Slogan kampanyenya sangat populis, "Presiden Seperti Anda". Pidato pelantikannya juga sangat populis, bernuansa kerakyatan, katanya "Bahwa negara menghadapi kenyataan krisis terburuk dalam sejarah sebagai sebuah Republik. Ekonomi menjelang ambruk dan masyarakat Peru telah terpecah karena kekerasan, korupsi, terorisme, dan obat terlarang". Fujimori kemudian berjanji akan mengeluarkan  Peru dari keadaan itu,  dan membimbingnya ke arah yang lebih baik. Sayangnya ia tidak punya gagasan jelas tentang bagaimana mencapai semua itu. Latar belakang non politisnya justru menjadi blunder, karena ia alergi berurusan dengan Kongres  dan lebih senang memerintah negara dari balik komputernya dan menggunakan dekrit  eksekutifnya. Tak lebih dari dua tahun setelah memimpin ia berubah menjadi tiran.
Kisah politik itu adalah sebuah traumatis, hanya saja pengalamannya melalui literasi atau bacaan sangat sedikit dipahami awam, sehingga tetap saja pragmatisme menang melawan keadilan dan kebenaran.
Kita tidak hanya membutuhkan sekedar transformasi berbasis leader (pemimpin). Pemimpin yang mumpuni merancang visi, menyusun agenda, membuka pikiran, menangkap imajinasi publik, berjuang dalam perang politik dan memberi energi pada negara. Kita membutuhkan transformasi jati diri pemimpin. Perubahan arah demokrasi, pertarungan ideologi, membutuhkan banyak persuasi intelektual, manuver politik, dan daya tarik populis untuk mewujudkan sebuah pilihan perubahan.

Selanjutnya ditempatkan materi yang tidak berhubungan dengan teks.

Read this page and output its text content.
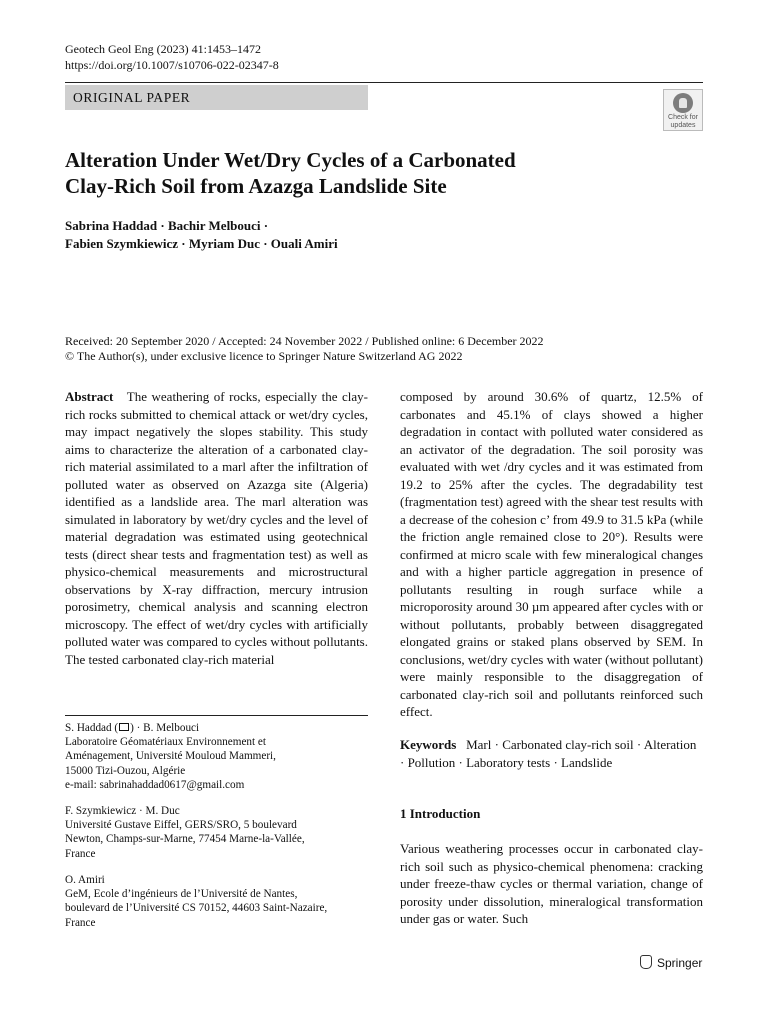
Geotech Geol Eng (2023) 41:1453–1472
https://doi.org/10.1007/s10706-022-02347-8
ORIGINAL PAPER
Check for
updates
Alteration Under Wet/Dry Cycles of a Carbonated
Clay-Rich Soil from Azazga Landslide Site
Sabrina Haddad · Bachir Melbouci ·
Fabien Szymkiewicz · Myriam Duc · Ouali Amiri
Received: 20 September 2020 / Accepted: 24 November 2022 / Published online: 6 December 2022
© The Author(s), under exclusive licence to Springer Nature Switzerland AG 2022
Abstract The weathering of rocks, especially the clay-rich rocks submitted to chemical attack or wet/dry cycles, may impact negatively the slopes stability. This study aims to characterize the alteration of a carbonated clay-rich material assimilated to a marl after the infiltration of polluted water as observed on Azazga site (Algeria) identified as a landslide area. The marl alteration was simulated in laboratory by wet/dry cycles and the level of material degradation was estimated using geotechnical tests (direct shear tests and fragmentation test) as well as physico-chemical measurements and microstructural observations by X-ray diffraction, mercury intrusion porosimetry, chemical analysis and scanning electron microscopy. The effect of wet/dry cycles with artificially polluted water was compared to cycles without pollutants. The tested carbonated clay-rich material
composed by around 30.6% of quartz, 12.5% of carbonates and 45.1% of clays showed a higher degradation in contact with polluted water considered as an activator of the degradation. The soil porosity was evaluated with wet /dry cycles and it was estimated from 19.2 to 25% after the cycles. The degradability test (fragmentation test) agreed with the shear test results with a decrease of the cohesion c’ from 49.9 to 31.5 kPa (while the friction angle remained close to 20°). Results were confirmed at micro scale with few mineralogical changes and with a higher particle aggregation in presence of pollutants resulting in rough surface while a microporosity around 30 µm appeared after cycles with or without pollutants, probably between disaggregated elongated grains or staked plans observed by SEM. In conclusions, wet/dry cycles with water (without pollutant) were mainly responsible to the disaggregation of carbonated clay-rich soil and pollutants reinforced such effect.
Keywords Marl · Carbonated clay-rich soil · Alteration · Pollution · Laboratory tests · Landslide
1 Introduction
Various weathering processes occur in carbonated clay-rich soil such as physico-chemical phenomena: cracking under freeze-thaw cycles or thermal variation, change of porosity under dissolution, mineralogical transformation under gas or water. Such

S. Haddad ( ) · B. Melbouci

Laboratoire Géomatériaux Environnement et

Aménagement, Université Mouloud Mammeri,

15000 Tizi-Ouzou, Algérie

e-mail: sabrinahaddad0617@gmail.com

F. Szymkiewicz · M. Duc

Université Gustave Eiffel, GERS/SRO, 5 boulevard

Newton, Champs-sur-Marne, 77454 Marne-la-Vallée,

France

O. Amiri

GeM, Ecole d’ingénieurs de l’Université de Nantes,

boulevard de l’Université CS 70152, 44603 Saint-Nazaire,

France

Springer
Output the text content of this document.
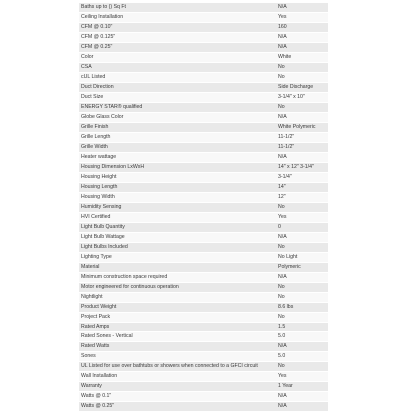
Baths up to () Sq Ft	N/A
Ceiling Installation	Yes
CFM @ 0.10"	160
CFM @ 0.125"	N/A
CFM @ 0.25"	N/A
Color	White
CSA	No
cUL Listed	No
Duct Direction	Side Discharge
Duct Size	3-1/4" x 10"
ENERGY STAR® qualified	No
Globe Glass Color	N/A
Grille Finish	White Polymeric
Grille Length	11-1/2"
Grille Width	11-1/2"
Heater wattage	N/A
Housing Dimension LxWxH	14" x 12" 3-1/4"
Housing Height	3-1/4"
Housing Length	14"
Housing Width	12"
Humidity Sensing	No
HVI Certified	Yes
Light Bulb Quantity	0
Light Bulb Wattage	N/A
Light Bulbs Included	No
Lighting Type	No Light
Material	Polymeric
Minimum construction space required	N/A
Motor engineered for continuous operation	No
Nightlight	No
Product Weight	8.6 lbs
Project Pack	No
Rated Amps	1.5
Rated Sones - Vertical	5.0
Rated Watts	N/A
Sones	5.0
UL Listed for use over bathtubs or showers when connected to a GFCI circuit	No
Wall Installation	Yes
Warranty	1 Year
Watts @ 0.1"	N/A
Watts @ 0.25"	N/A
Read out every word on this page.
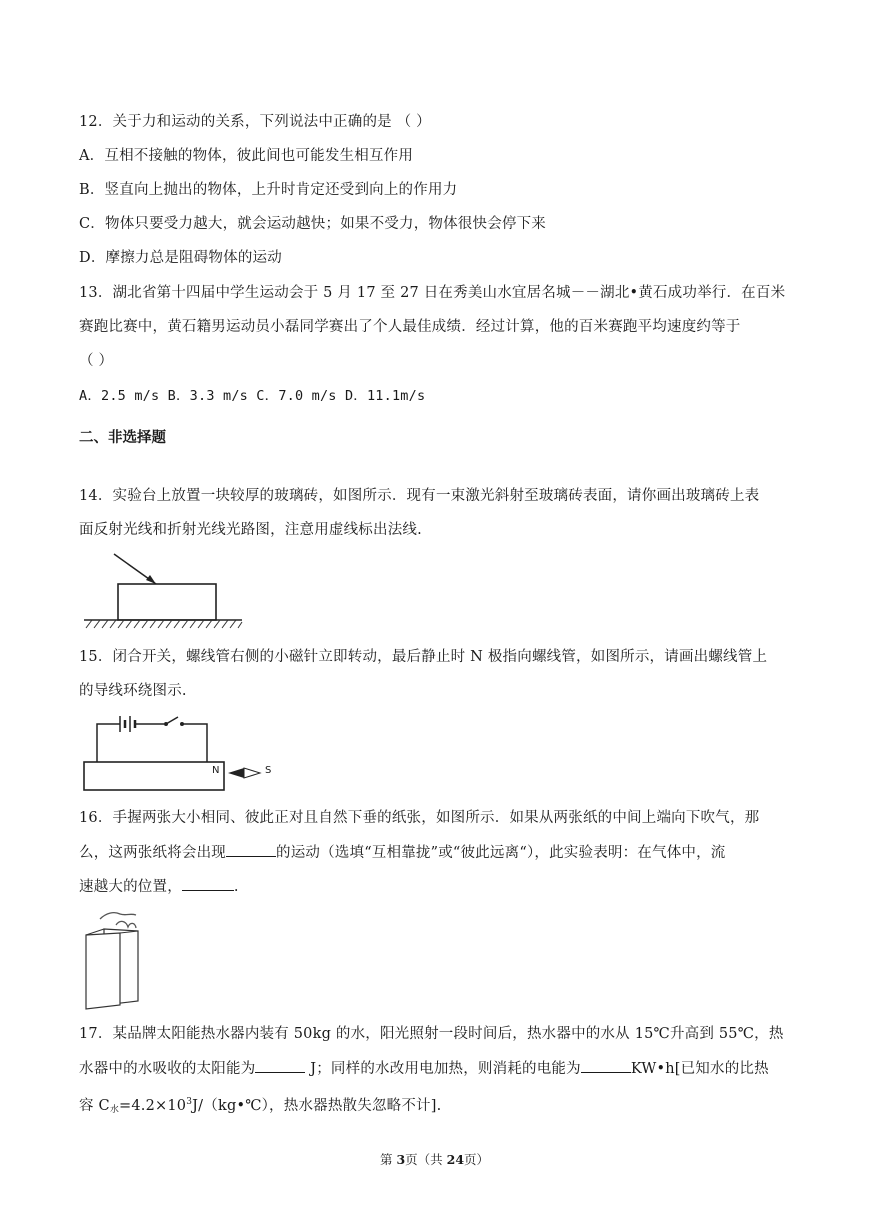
12．关于力和运动的关系，下列说法中正确的是 （ ）
A．互相不接触的物体，彼此间也可能发生相互作用
B．竖直向上抛出的物体，上升时肯定还受到向上的作用力
C．物体只要受力越大，就会运动越快；如果不受力，物体很快会停下来
D．摩擦力总是阻碍物体的运动
13．湖北省第十四届中学生运动会于 5 月 17 至 27 日在秀美山水宜居名城－－湖北•黄石成功举行．在百米
赛跑比赛中，黄石籍男运动员小磊同学赛出了个人最佳成绩．经过计算，他的百米赛跑平均速度约等于
（ ）
A．2.5 m/s B．3.3 m/s C．7.0 m/s D．11.1m/s
二、非选择题
14．实验台上放置一块较厚的玻璃砖，如图所示．现有一束激光斜射至玻璃砖表面，请你画出玻璃砖上表
面反射光线和折射光线光路图，注意用虚线标出法线.
15．闭合开关，螺线管右侧的小磁针立即转动，最后静止时 N 极指向螺线管，如图所示，请画出螺线管上
的导线环绕图示.
N	S
16．手握两张大小相同、彼此正对且自然下垂的纸张，如图所示．如果从两张纸的中间上端向下吹气，那
么，这两张纸将会出现	的运动（选填“互相靠拢”或“彼此远离“），此实验表明：在气体中，流
速越大的位置，	.
17．某品牌太阳能热水器内装有 50kg 的水，阳光照射一段时间后，热水器中的水从 15℃升高到 55℃，热
水器中的水吸收的太阳能为	J；同样的水改用电加热，则消耗的电能为	KW•h[已知水的比热
容 $C_水=4.2\times 10^3J/(kg•℃)$，热水器热散失忽略不计].
第 3页（共 24页）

Selebihnya, kita berharap para pemimpin memberi contoh berpolitik dan berdemokrasi yang lebih santun, menggunakan hati dan nurani, dan mendekatkan diri pada Tuhan, bukan dalam formalitas sekedar bisa membaca Al-Qur'an, atau rajin zikir. Meskipun kita meragukan keimanannya, tetap saja sejelek-jelek tabiat seorang pejabat elitis, ia tak mau jika disebut  tak bermoral apalagi tak beragama, meskipun sangat koruptif perilakunya. [hans-acehdigest2021].